We imputed the filtered array dataset using both the MCPS10k reference panel and the TOPMed imputation server. For TOPMed imputation, we used Plink2 to convert this dataset from Plink1.9 format genotypes to unphased VCF genotypes. For compatibility with TOPMed imputation server restrictions, we split the samples in this dataset into six randomly assigned subsets of about 23,471 samples, and into chromosome-specific bgzipped VCF files. Six jobs have been submitted to the TOP Med imputation server using the NIH Biocatalyst API. Following completion of all jobs, we used bcftools merge to join the resulting dosage VCFs spanning all samples. For the MCPS10k imputation, we used Impute5 (v.1.1.5). The window size and buffer size for the imp5Chunker program is 500 kb and 5 MB, respectively. There was a method for calculating information scores that was available on the well.ox.ac.uk.
mathop’sum limits_j=12p
Source: Genotyping, sequencing and analysis of 140,000 adults from Mexico City
Estimating exome singleton sites in the UK Biobank cohort with application to whole genome regression in MCPS individuals with type 2 diabetes
The sample size for population k at the site is estimated. Existing methods can be difficult to phase. The amount of singleton sites was increased with the help of family information and phase information in the WGS phase. In the WES dataset, we found that the majority of exome singletons occurred in areas where there are lots of descendants of the same race. For these variants, we gave equal weight to the two ancestries when estimating allele frequencies.

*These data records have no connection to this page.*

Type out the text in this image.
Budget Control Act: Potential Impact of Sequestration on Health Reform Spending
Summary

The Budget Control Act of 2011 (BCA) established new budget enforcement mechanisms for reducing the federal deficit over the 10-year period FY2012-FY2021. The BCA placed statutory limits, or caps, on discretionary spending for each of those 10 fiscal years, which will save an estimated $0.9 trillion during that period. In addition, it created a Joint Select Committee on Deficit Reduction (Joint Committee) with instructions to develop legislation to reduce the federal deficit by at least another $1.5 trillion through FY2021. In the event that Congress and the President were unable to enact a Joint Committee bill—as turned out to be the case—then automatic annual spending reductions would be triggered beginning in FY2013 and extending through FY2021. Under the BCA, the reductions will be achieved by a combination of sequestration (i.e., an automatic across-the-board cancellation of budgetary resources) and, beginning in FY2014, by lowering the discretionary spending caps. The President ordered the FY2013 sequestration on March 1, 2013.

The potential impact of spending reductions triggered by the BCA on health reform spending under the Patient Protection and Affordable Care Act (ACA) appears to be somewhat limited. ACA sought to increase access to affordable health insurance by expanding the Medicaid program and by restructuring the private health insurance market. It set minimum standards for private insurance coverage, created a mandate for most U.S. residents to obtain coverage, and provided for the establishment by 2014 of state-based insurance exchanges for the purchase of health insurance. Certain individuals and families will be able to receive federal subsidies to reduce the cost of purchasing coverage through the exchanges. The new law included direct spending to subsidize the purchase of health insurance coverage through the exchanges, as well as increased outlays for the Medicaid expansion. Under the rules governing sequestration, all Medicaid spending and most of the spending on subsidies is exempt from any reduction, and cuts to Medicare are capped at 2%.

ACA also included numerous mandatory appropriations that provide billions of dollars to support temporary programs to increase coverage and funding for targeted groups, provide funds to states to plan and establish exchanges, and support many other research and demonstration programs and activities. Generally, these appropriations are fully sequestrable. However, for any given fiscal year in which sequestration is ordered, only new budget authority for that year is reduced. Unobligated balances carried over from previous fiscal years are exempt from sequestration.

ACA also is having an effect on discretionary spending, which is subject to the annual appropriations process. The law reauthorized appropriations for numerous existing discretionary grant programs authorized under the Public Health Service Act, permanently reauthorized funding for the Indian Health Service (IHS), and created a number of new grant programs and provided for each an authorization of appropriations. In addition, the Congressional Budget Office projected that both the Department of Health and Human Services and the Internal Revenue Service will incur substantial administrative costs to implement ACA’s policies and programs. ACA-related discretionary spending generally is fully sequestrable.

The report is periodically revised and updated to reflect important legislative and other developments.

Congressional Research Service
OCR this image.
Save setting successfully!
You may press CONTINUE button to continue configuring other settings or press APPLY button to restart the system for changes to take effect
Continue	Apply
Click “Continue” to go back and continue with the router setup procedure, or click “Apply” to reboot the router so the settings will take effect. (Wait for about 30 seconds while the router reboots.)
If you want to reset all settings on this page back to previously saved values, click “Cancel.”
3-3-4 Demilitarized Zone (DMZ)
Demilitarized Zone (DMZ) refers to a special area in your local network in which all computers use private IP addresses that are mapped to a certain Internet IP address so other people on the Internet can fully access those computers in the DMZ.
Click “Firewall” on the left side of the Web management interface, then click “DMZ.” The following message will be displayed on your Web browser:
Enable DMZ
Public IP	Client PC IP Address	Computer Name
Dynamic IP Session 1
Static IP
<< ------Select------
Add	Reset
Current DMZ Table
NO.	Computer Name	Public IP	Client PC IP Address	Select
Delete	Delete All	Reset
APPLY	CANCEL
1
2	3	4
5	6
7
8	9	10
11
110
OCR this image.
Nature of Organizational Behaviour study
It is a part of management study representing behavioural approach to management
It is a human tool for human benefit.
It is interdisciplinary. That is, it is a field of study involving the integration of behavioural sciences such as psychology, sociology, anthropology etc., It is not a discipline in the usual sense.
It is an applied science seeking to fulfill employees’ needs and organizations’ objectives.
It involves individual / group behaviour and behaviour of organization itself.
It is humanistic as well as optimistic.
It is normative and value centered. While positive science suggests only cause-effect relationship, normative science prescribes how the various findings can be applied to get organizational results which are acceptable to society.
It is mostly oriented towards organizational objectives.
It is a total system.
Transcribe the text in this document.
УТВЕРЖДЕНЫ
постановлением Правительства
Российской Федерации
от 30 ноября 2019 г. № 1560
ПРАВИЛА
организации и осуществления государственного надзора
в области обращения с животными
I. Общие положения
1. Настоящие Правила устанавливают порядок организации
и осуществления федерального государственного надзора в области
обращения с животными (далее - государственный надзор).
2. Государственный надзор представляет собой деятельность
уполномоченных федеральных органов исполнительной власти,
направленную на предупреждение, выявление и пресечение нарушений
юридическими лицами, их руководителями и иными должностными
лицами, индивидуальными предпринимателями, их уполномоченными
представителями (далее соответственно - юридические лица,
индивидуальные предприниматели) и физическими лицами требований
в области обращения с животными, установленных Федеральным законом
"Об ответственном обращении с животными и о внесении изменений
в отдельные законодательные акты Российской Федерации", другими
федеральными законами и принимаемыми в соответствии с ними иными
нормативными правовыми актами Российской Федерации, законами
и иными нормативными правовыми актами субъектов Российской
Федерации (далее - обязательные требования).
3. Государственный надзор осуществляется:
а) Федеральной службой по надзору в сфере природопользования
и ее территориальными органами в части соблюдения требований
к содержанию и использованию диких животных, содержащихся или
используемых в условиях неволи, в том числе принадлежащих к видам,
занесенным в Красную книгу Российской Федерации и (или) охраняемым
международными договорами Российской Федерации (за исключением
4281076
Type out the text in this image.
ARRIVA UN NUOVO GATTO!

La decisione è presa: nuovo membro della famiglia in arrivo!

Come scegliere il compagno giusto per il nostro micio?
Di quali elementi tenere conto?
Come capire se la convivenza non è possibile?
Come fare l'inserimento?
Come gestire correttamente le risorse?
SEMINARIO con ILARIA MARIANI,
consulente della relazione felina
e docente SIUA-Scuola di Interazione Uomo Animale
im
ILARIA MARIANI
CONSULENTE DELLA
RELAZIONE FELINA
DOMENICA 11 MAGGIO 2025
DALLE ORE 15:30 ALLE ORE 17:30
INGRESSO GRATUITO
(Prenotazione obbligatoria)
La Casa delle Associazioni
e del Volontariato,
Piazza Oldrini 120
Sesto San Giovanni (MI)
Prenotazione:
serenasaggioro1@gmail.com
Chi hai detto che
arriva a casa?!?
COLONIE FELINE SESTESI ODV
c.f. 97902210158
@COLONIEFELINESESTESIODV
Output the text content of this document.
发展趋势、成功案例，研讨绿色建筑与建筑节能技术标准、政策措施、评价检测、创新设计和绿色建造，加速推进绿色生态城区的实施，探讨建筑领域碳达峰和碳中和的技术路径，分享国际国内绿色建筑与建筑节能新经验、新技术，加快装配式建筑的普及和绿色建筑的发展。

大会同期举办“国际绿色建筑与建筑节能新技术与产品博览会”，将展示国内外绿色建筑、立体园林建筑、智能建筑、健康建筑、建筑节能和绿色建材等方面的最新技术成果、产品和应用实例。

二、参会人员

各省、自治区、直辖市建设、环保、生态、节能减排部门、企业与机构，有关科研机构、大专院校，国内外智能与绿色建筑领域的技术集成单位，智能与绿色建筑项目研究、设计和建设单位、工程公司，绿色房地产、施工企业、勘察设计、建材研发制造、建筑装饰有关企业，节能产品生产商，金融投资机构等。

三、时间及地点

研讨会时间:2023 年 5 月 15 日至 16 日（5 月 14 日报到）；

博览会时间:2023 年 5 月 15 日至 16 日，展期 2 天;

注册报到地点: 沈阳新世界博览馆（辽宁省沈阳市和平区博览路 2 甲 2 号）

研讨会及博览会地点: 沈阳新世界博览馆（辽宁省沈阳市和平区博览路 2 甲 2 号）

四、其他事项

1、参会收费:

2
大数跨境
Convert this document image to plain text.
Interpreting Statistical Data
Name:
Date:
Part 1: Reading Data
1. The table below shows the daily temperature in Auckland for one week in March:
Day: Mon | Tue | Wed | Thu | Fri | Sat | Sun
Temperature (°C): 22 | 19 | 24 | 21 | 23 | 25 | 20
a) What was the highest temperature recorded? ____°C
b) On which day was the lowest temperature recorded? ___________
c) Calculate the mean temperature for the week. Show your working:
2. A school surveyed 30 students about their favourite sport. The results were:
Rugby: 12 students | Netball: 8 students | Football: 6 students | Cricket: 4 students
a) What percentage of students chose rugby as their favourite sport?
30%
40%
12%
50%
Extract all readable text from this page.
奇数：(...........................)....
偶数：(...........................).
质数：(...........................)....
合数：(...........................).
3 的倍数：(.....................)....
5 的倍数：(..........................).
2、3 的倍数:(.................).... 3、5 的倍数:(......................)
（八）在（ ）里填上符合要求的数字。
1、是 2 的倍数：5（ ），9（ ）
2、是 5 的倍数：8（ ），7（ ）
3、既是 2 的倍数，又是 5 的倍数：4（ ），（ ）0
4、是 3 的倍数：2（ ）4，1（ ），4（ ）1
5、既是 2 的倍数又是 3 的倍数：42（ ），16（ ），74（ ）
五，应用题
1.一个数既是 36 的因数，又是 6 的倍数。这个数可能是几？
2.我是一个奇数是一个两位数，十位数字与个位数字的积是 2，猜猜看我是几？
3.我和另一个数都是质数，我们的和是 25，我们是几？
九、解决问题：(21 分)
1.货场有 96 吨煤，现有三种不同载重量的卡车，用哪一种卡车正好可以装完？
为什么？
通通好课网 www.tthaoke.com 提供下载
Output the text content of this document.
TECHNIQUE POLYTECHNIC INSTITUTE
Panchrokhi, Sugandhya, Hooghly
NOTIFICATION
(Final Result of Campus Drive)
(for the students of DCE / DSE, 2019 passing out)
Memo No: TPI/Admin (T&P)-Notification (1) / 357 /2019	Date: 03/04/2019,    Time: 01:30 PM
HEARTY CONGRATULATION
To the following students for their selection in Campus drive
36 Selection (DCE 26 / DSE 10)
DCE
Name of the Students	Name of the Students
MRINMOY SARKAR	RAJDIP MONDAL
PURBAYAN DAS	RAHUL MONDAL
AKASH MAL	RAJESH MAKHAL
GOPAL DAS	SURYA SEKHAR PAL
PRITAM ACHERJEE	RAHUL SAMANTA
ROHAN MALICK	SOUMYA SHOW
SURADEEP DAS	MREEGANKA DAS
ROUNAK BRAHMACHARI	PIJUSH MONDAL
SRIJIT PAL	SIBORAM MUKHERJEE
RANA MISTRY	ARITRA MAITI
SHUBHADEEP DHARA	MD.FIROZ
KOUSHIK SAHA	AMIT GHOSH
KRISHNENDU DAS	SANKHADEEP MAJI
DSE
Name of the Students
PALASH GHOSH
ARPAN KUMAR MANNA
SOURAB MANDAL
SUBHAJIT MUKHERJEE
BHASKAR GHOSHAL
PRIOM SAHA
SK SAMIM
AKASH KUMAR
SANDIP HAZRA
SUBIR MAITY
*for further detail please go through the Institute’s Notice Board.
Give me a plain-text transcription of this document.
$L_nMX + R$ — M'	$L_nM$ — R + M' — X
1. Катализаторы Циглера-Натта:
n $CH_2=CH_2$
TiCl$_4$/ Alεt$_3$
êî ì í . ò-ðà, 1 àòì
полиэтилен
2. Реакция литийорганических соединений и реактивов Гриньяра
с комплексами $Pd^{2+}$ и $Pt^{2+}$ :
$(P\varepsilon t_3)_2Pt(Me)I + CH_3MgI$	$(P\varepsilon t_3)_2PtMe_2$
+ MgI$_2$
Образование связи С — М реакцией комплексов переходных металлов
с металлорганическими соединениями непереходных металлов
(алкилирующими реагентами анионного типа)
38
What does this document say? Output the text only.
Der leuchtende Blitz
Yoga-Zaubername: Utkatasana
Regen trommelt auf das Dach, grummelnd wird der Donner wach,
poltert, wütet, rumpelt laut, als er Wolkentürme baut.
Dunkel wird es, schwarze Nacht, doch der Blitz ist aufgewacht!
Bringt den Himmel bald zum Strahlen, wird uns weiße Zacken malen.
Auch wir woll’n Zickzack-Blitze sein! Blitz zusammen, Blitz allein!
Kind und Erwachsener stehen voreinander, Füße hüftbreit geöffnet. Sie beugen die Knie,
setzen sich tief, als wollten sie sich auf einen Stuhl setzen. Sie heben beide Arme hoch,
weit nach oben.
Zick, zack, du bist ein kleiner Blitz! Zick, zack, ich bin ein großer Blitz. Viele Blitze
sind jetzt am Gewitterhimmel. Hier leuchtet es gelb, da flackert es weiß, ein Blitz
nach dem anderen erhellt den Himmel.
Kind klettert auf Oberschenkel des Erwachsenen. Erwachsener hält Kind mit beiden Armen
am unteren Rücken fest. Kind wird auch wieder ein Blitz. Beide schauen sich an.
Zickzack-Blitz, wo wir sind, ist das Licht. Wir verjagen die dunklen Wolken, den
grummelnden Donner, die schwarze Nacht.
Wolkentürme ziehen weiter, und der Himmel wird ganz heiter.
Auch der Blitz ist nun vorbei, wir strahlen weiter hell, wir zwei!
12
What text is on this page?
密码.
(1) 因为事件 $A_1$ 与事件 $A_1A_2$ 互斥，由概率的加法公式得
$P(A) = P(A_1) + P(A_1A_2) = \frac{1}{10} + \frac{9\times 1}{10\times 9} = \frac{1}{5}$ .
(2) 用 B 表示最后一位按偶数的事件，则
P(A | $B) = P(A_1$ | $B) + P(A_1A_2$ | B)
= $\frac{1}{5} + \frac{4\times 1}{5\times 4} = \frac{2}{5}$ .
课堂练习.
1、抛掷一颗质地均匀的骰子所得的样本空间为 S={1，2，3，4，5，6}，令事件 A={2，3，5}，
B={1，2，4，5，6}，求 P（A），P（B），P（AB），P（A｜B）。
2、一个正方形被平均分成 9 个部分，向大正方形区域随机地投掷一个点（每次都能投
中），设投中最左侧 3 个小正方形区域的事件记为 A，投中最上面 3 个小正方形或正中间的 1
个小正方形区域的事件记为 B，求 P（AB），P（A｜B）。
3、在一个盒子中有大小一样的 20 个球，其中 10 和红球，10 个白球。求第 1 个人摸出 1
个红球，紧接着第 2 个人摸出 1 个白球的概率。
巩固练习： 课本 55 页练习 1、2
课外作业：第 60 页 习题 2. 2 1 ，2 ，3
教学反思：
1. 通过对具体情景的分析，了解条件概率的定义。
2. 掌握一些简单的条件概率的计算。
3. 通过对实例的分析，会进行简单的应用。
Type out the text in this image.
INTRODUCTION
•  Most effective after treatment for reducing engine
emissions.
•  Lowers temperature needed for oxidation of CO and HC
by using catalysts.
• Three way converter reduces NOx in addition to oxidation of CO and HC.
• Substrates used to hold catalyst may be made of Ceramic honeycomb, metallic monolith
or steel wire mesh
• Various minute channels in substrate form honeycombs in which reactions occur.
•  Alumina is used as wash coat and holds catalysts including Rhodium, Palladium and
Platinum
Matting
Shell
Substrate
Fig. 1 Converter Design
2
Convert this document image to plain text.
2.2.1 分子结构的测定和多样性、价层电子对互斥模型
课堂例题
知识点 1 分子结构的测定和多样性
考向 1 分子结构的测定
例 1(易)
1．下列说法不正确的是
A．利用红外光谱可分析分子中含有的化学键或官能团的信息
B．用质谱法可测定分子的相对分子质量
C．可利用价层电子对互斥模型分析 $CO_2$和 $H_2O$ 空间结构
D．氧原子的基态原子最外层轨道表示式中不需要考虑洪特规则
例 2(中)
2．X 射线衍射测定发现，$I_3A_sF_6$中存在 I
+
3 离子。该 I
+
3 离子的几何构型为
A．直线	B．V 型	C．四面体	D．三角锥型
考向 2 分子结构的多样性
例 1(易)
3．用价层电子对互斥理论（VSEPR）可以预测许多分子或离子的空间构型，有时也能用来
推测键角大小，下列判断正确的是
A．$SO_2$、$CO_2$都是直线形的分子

$$\begin{array}{l}{V}{l}\,=\,{{(i,j)}{l}:{\rm{for}}\,1\le j\le 2\,{\rm{and}}\,1\le i\le N}\ {E}{l}\,=\,{({(i,j)}{l},{(s,t)}{l}):{h}^{{(i,j)}{l}}\,{\rm{and}}\,{h}^{{(s,t)}_{l}}\,{\rm{are}}\,{\rm{IBD}}}.\end{array}$$
$$\begin{array}{l}W={\sum }{C\in {C}{{\rm{ALT}}}}{\bar{p}}{C}\ N={\sum }{C\in {C}{{\rm{ALT}}}}{\bar{p}}{C}+{\sum }{C\in {C}{{\rm{REF}}}}{\bar{p}}_{C}\end{array}$$
A predominantly European-ancestry cohort from the UK Biobank was used to conduct whole genome regression in individuals in the MCPS. Individuals with type 2 diabetes were not included. All the models were adjusted for age, age2, and technical covariates as well as the rank-based inverse normal transformation. The summary statistics from the UK Biobank were used to make aBMI PR in MCPS; on the other hand, theMCPS summary statistics were applied to UK Biobank statistics.